Paperback, 444 pages
Published: June 26th 2014 by Vintage Classics (first published October 30th 1811)
It’s been years since I read SENSE AND SENSIBILITY, or any of Jane Austen’s novels, and it felt just like catching up with a good friend. Austen’s debut novel tells the story of two sisters, Marianne and Elinor Dashwood, who are about as different as two sisters can be.
Marianne is the youngest and has the very strong opinions commonly found in teenagers. She is convinced that her future husband will love all the same things as she does, will sweep her off her feet in a whirlwind romance, and that it is only possible to truly love one person.
Elinor is far more sensible and spends a great deal of her time making excuses for Marianne’s rudeness to potential beaux and well-meaning neighbours alike.

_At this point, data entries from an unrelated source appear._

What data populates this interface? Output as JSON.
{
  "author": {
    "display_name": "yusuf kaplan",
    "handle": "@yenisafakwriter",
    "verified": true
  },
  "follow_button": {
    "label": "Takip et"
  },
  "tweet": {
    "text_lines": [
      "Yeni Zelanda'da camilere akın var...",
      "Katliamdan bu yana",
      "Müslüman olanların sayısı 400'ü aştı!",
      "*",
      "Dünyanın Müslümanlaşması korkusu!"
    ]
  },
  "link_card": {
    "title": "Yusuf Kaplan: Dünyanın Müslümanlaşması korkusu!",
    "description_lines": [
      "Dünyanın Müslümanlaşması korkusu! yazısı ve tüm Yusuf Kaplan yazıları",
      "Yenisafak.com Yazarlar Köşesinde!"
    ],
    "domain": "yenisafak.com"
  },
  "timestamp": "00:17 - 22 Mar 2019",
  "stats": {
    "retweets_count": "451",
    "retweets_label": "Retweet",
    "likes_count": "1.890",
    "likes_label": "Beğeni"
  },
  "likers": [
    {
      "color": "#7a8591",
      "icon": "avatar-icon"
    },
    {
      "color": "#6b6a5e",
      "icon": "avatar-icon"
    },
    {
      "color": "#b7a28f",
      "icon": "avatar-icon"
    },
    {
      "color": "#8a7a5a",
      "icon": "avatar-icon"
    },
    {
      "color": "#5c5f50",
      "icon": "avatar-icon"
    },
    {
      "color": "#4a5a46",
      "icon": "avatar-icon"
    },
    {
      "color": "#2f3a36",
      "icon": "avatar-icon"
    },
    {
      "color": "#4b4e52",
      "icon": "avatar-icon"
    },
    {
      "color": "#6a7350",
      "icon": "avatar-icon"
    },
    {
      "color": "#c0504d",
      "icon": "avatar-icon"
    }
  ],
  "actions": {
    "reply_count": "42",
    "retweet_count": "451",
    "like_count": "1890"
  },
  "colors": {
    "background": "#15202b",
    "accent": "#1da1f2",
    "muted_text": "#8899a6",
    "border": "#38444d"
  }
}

The novel begins when Mr Dashwood’s death means that the girls and their mother are forced to leave their home to allow their elder half brother and his greedy wife to move in. This reflects Austen’s own life, as she was also forced to move due to unfavourable inheritances.
Marianne finds romance with the charming Willoughby, while scorning the elder and far more steady Colonel Brandon. Elinor is left wondering if her romance with her sister in law’s brother, Edward Ferrars, was all she thought it was when she encounters a rival she never knew existed.
As always, I thoroughly enjoyed reading SENSE AND SENSIBILITY. Even though this was Austen’s very first novel, it is a delightful read. I couldn’t help but think on this reading that a lot of the problems he characters went through were very British and could have been solved with a little bit of straight talking, but their polite inability to say what they really think is one of the reasons the rest of the world loves the British so much.